= Defense Intelligence Agency (South Korea) =

South Korean government agency

The Defense Intelligence Agency (DIA, ) is the military intelligence and combat support agency of the Republic of Korea's Ministry of National Defense (MND). It is tasked with advancing military intelligence through collection and analysis of intelligence from around the world.

The agency is responsible for analysis and development of intelligence collection and counterintelligence systems to create military intelligence networks, clandestine and covert operations, countering hybrid threats, counterterrorism, executive protection, foreign military threat assessment to national security, information warfare, military cybersecurity and cyberwarfare, and military intelligence, as well as intelligence gathering and counterintelligence, protect classified military information and documents, psychological warfare, and support hybrid warfare operations.

==Activities==
The Defense Intelligence Agency is a unit under the direct control of the Ministry of National Defense. It was established in 1981 to manage matters related to military intelligence and security. It is subordinate to the Intelligence Command and Defense Security Agency (777 Command).
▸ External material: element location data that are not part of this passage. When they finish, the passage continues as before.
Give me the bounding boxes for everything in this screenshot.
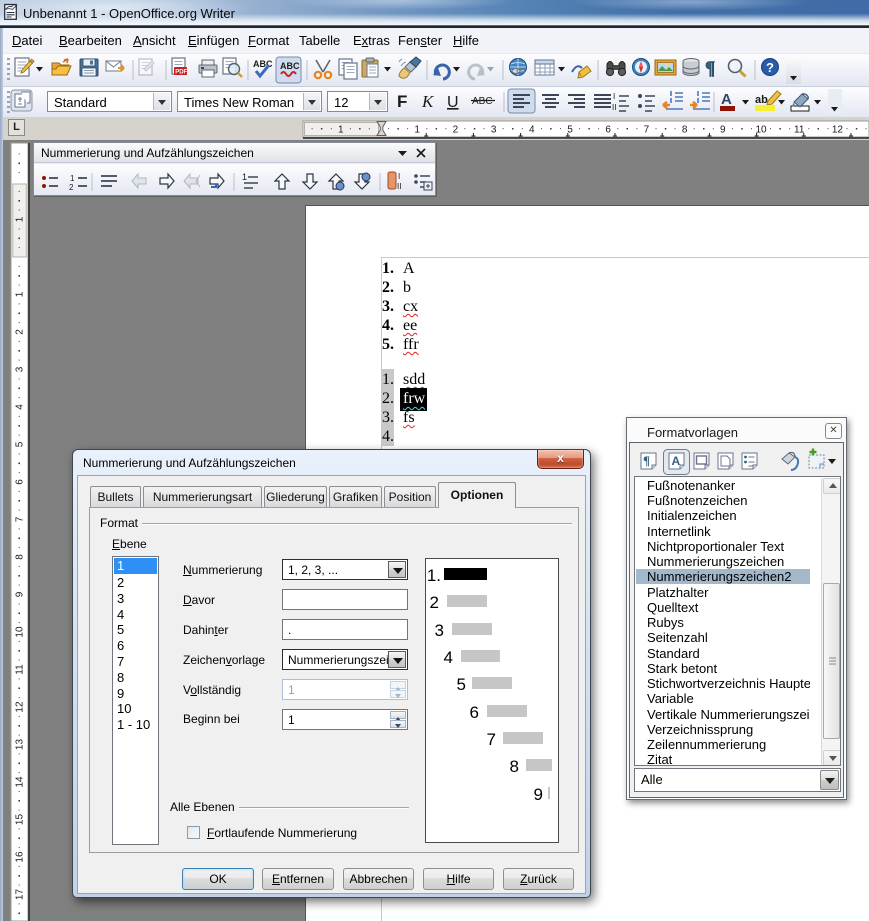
svg-text:ABC: ABC: [472, 96, 493, 107]
svg-text:I: I: [398, 172, 400, 181]
svg-text:10: 10: [15, 626, 26, 638]
svg-text:A: A: [672, 454, 681, 468]
svg-text:7: 7: [15, 516, 26, 522]
svg-text:5: 5: [567, 125, 573, 136]
svg-text:6: 6: [605, 125, 611, 136]
svg-text:14: 14: [15, 776, 26, 788]
svg-text:12: 12: [15, 701, 26, 713]
svg-text:II: II: [612, 103, 616, 112]
svg-text:¶: ¶: [643, 453, 650, 468]
svg-text:K: K: [421, 92, 435, 111]
svg-text:16: 16: [15, 851, 26, 863]
svg-text:9: 9: [720, 125, 726, 136]
svg-text:I: I: [613, 92, 615, 101]
svg-text:6: 6: [15, 479, 26, 485]
svg-text:3: 3: [491, 125, 497, 136]
svg-text:1: 1: [242, 172, 247, 182]
svg-text:15: 15: [15, 814, 26, 826]
svg-text:2: 2: [69, 183, 74, 192]
svg-text:ABC: ABC: [253, 59, 273, 69]
svg-text:ABC: ABC: [280, 61, 300, 71]
svg-text:5: 5: [15, 441, 26, 447]
svg-text:1: 1: [414, 125, 420, 136]
svg-text:10: 10: [755, 125, 767, 136]
svg-text:U: U: [447, 94, 459, 111]
svg-text:17: 17: [15, 889, 26, 901]
svg-text:9: 9: [15, 591, 26, 597]
svg-text:12: 12: [832, 125, 844, 136]
svg-text:1: 1: [15, 216, 26, 222]
svg-text:8: 8: [682, 125, 688, 136]
svg-text:4: 4: [15, 404, 26, 410]
svg-text:8: 8: [15, 554, 26, 560]
svg-text:7: 7: [644, 125, 650, 136]
svg-text:11: 11: [794, 125, 805, 136]
svg-text:?: ?: [766, 60, 774, 75]
svg-text:1: 1: [70, 174, 75, 183]
svg-text:II: II: [397, 182, 401, 191]
svg-text:1: 1: [338, 125, 344, 136]
svg-text:PDF: PDF: [175, 70, 187, 76]
svg-text:1: 1: [15, 291, 26, 297]
svg-text:ab: ab: [755, 94, 768, 106]
svg-text:3: 3: [15, 366, 26, 372]
svg-text:2: 2: [15, 329, 26, 335]
svg-text:¶: ¶: [705, 58, 715, 79]
svg-text:11: 11: [15, 664, 26, 675]
svg-text:F: F: [397, 92, 407, 111]
svg-text:A: A: [721, 91, 732, 108]
svg-text:4: 4: [529, 125, 535, 136]
svg-text:2: 2: [453, 125, 459, 136]
svg-text:13: 13: [15, 739, 26, 751]
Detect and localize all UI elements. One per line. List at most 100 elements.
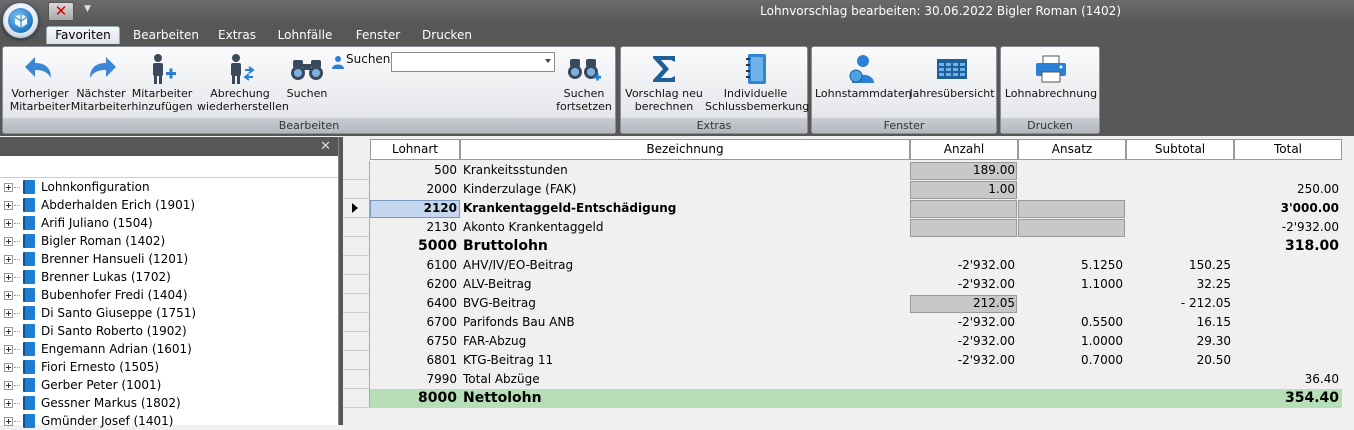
tree-filter-input[interactable] xyxy=(0,156,338,178)
row-header[interactable] xyxy=(343,370,370,389)
tab-bearbeiten[interactable]: Bearbeiten xyxy=(130,27,202,45)
cell-anzahl[interactable] xyxy=(910,199,1018,218)
expand-icon[interactable] xyxy=(4,398,13,408)
row-header[interactable] xyxy=(343,161,370,180)
tree-item[interactable]: Brenner Hansueli (1201) xyxy=(0,250,338,268)
cell-lohnart[interactable]: 2000 xyxy=(370,180,460,199)
tab-drucken[interactable]: Drucken xyxy=(418,27,476,45)
expand-icon[interactable] xyxy=(4,416,13,426)
cell-bezeichnung[interactable]: BVG-Beitrag xyxy=(463,294,903,313)
cell-lohnart[interactable]: 2120 xyxy=(370,199,460,218)
row-header[interactable] xyxy=(343,180,370,199)
cell-ansatz[interactable]: 1.0000 xyxy=(1018,332,1126,351)
table-row[interactable]: 8000 Nettolohn 354.40 xyxy=(370,389,1342,408)
cell-total[interactable] xyxy=(1234,294,1342,313)
cell-anzahl[interactable]: -2'932.00 xyxy=(910,332,1018,351)
cell-total[interactable] xyxy=(1234,275,1342,294)
expand-icon[interactable] xyxy=(4,272,13,282)
tree-item[interactable]: Gerber Peter (1001) xyxy=(0,376,338,394)
table-row[interactable]: 2120 Krankentaggeld-Entschädigung 3'000.00 xyxy=(343,199,1354,218)
tab-extras[interactable]: Extras xyxy=(212,27,262,45)
cell-subtotal[interactable] xyxy=(1126,180,1234,199)
tree-item[interactable]: Engemann Adrian (1601) xyxy=(0,340,338,358)
cell-anzahl[interactable]: -2'932.00 xyxy=(910,313,1018,332)
cell-anzahl[interactable] xyxy=(910,370,1018,389)
next-employee-button[interactable]: Nächster Mitarbeiter xyxy=(70,51,132,113)
payslip-button[interactable]: Lohnabrechnung xyxy=(1003,51,1099,100)
cell-total[interactable] xyxy=(1234,351,1342,370)
cell-lohnart[interactable]: 6700 xyxy=(370,313,460,332)
cell-lohnart[interactable]: 6200 xyxy=(370,275,460,294)
cell-lohnart[interactable]: 500 xyxy=(370,161,460,180)
expand-icon[interactable] xyxy=(4,182,13,192)
annual-overview-button[interactable]: Jahresübersicht xyxy=(909,51,995,100)
add-employee-button[interactable]: Mitarbeiter hinzufügen xyxy=(130,51,194,113)
cell-ansatz[interactable] xyxy=(1018,180,1126,199)
cell-subtotal[interactable]: 32.25 xyxy=(1126,275,1234,294)
cell-anzahl[interactable]: 189.00 xyxy=(910,161,1018,180)
cell-total[interactable] xyxy=(1234,313,1342,332)
col-header-ansatz[interactable]: Ansatz xyxy=(1018,139,1126,160)
cell-total[interactable]: 250.00 xyxy=(1234,180,1342,199)
cell-subtotal[interactable]: 16.15 xyxy=(1126,313,1234,332)
app-menu-button[interactable] xyxy=(2,2,39,39)
tree-item[interactable]: Gmünder Josef (1401) xyxy=(0,412,338,430)
row-header[interactable] xyxy=(343,313,370,332)
table-row[interactable]: 5000 Bruttolohn 318.00 xyxy=(343,237,1354,256)
cell-bezeichnung[interactable]: Krankeitsstunden xyxy=(463,161,903,180)
cell-total[interactable] xyxy=(1234,161,1342,180)
row-header[interactable] xyxy=(343,237,370,256)
tab-favoriten[interactable]: Favoriten xyxy=(46,26,120,45)
cell-total[interactable]: -2'932.00 xyxy=(1234,218,1342,237)
cell-bezeichnung[interactable]: KTG-Beitrag 11 xyxy=(463,351,903,370)
expand-icon[interactable] xyxy=(4,200,13,210)
table-row[interactable]: 6801 KTG-Beitrag 11 -2'932.00 0.7000 20.50 xyxy=(343,351,1354,370)
col-header-bezeichnung[interactable]: Bezeichnung xyxy=(460,139,910,160)
cell-bezeichnung[interactable]: Parifonds Bau ANB xyxy=(463,313,903,332)
cell-ansatz[interactable]: 1.1000 xyxy=(1018,275,1126,294)
cell-anzahl[interactable]: -2'932.00 xyxy=(910,275,1018,294)
expand-icon[interactable] xyxy=(4,380,13,390)
row-header[interactable] xyxy=(343,332,370,351)
cell-subtotal[interactable]: 150.25 xyxy=(1126,256,1234,275)
cell-total[interactable]: 354.40 xyxy=(1234,389,1342,408)
cell-anzahl[interactable]: 212.05 xyxy=(910,294,1018,313)
previous-employee-button[interactable]: Vorheriger Mitarbeiter xyxy=(7,51,73,113)
row-header[interactable] xyxy=(343,351,370,370)
cell-bezeichnung[interactable]: Bruttolohn xyxy=(463,237,903,256)
cell-lohnart[interactable]: 7990 xyxy=(370,370,460,389)
tab-lohnfaelle[interactable]: Lohnfälle xyxy=(272,27,338,45)
cell-total[interactable] xyxy=(1234,332,1342,351)
tree-item[interactable]: Lohnkonfiguration xyxy=(0,178,338,196)
cell-lohnart[interactable]: 5000 xyxy=(370,237,460,256)
expand-icon[interactable] xyxy=(4,308,13,318)
expand-icon[interactable] xyxy=(4,254,13,264)
table-row[interactable]: 6400 BVG-Beitrag 212.05 - 212.05 xyxy=(343,294,1354,313)
cell-subtotal[interactable] xyxy=(1126,218,1234,237)
expand-icon[interactable] xyxy=(4,236,13,246)
tree-item[interactable]: Brenner Lukas (1702) xyxy=(0,268,338,286)
cell-lohnart[interactable]: 8000 xyxy=(370,389,460,408)
tree-item[interactable]: Gessner Markus (1802) xyxy=(0,394,338,412)
cell-lohnart[interactable]: 6801 xyxy=(370,351,460,370)
cell-subtotal[interactable]: 29.30 xyxy=(1126,332,1234,351)
cell-ansatz[interactable] xyxy=(1018,161,1126,180)
cell-total[interactable]: 36.40 xyxy=(1234,370,1342,389)
cell-bezeichnung[interactable]: ALV-Beitrag xyxy=(463,275,903,294)
col-header-subtotal[interactable]: Subtotal xyxy=(1126,139,1234,160)
tree-item[interactable]: Di Santo Giuseppe (1751) xyxy=(0,304,338,322)
table-row[interactable]: 6750 FAR-Abzug -2'932.00 1.0000 29.30 xyxy=(343,332,1354,351)
tab-fenster[interactable]: Fenster xyxy=(348,27,408,45)
tree-item[interactable]: Arifi Juliano (1504) xyxy=(0,214,338,232)
cell-ansatz[interactable] xyxy=(1018,370,1126,389)
cell-bezeichnung[interactable]: AHV/IV/EO-Beitrag xyxy=(463,256,903,275)
table-row[interactable]: 2130 Akonto Krankentaggeld -2'932.00 xyxy=(343,218,1354,237)
cell-bezeichnung[interactable]: FAR-Abzug xyxy=(463,332,903,351)
row-header[interactable] xyxy=(343,256,370,275)
row-header[interactable] xyxy=(343,199,370,218)
cell-anzahl[interactable]: -2'932.00 xyxy=(910,351,1018,370)
row-header[interactable] xyxy=(343,389,370,408)
cell-bezeichnung[interactable]: Nettolohn xyxy=(463,389,903,408)
cell-total[interactable] xyxy=(1234,256,1342,275)
cell-lohnart[interactable]: 6750 xyxy=(370,332,460,351)
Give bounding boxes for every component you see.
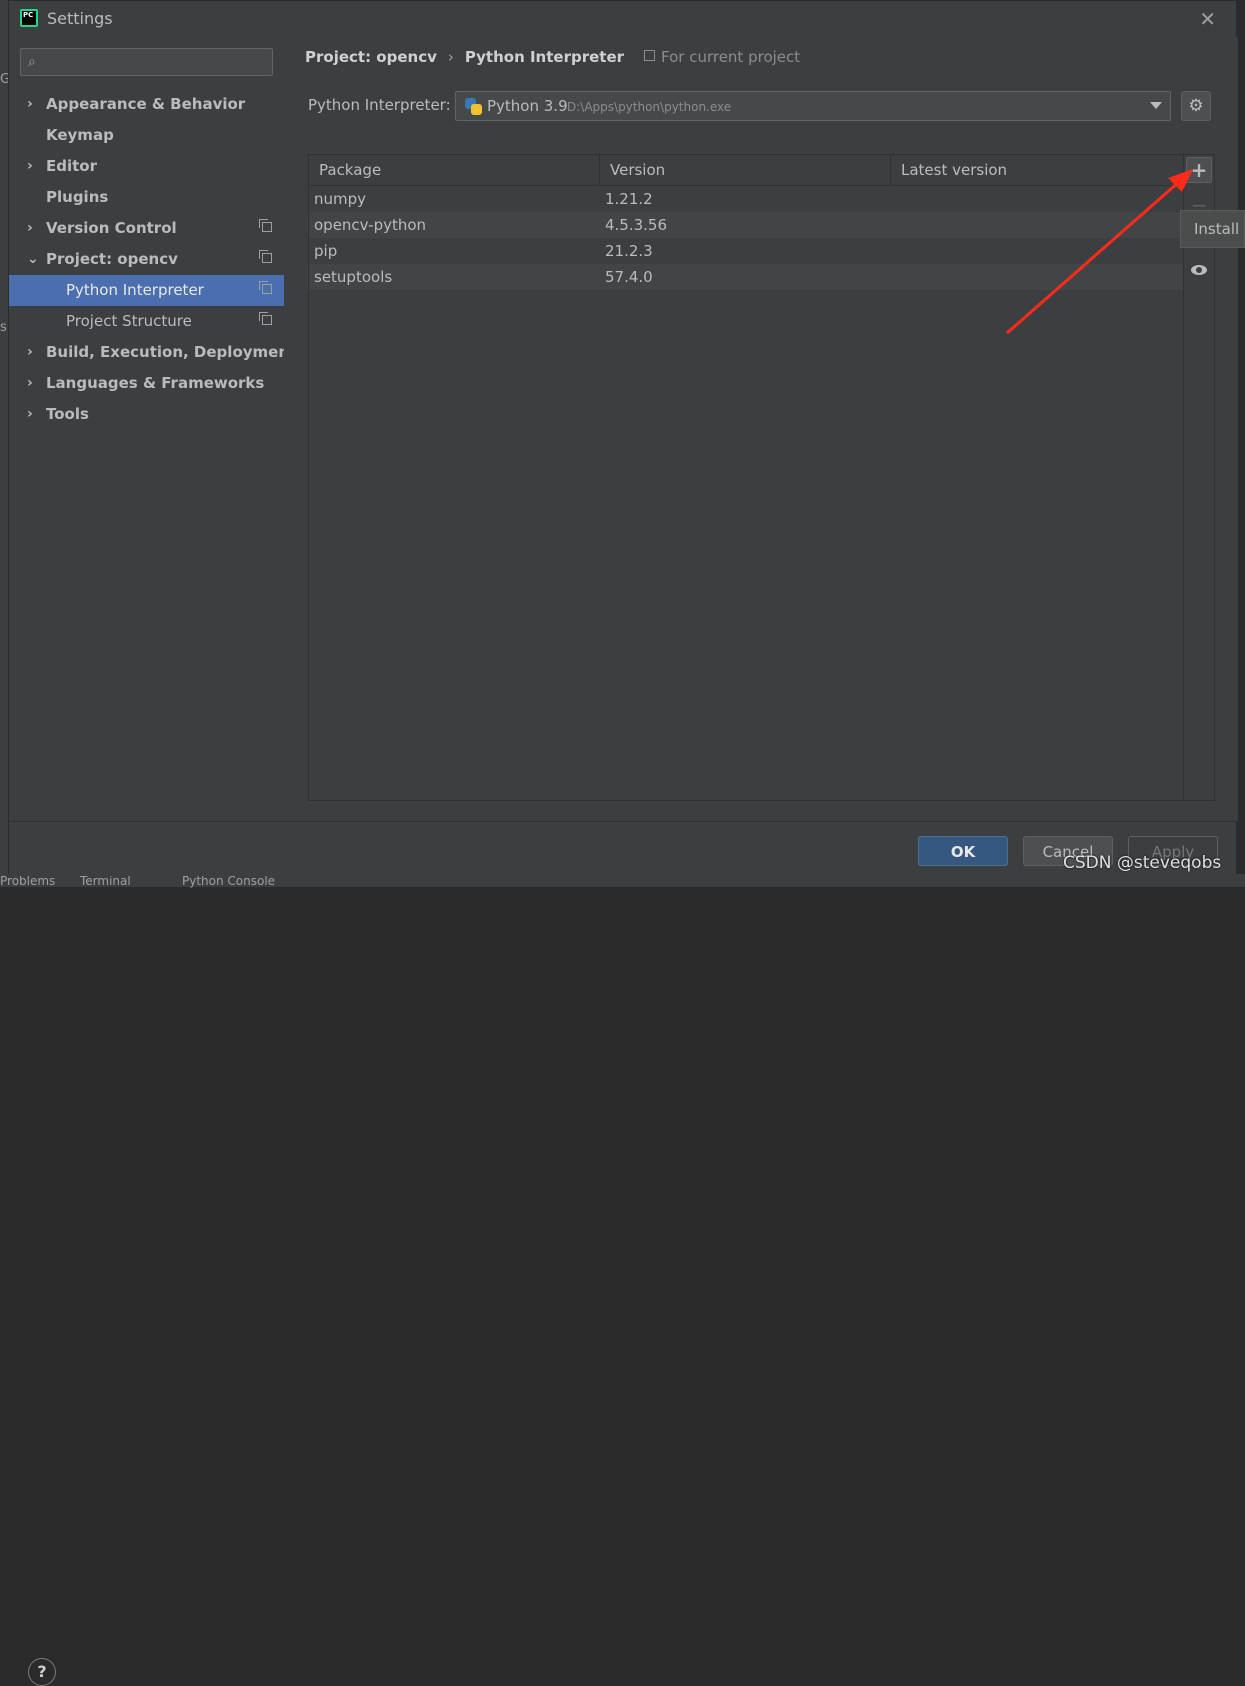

It was created in imitation of the United States Defense Intelligence Agency (DIA). It is customary for the DIA director to be appointed by an Air Force lieutenant general, but in Korea, the head of the Defense Intelligence Headquarters is appointed by an Army lieutenant general or an Air Force lieutenant general..

== Subordinate units ==
- Defence Intelligence Command
  - HID (Headquarters of Intelligence Detachment)
  - UDU (Underwater Demolition Unit)
- Defense Security Agency (777 Command).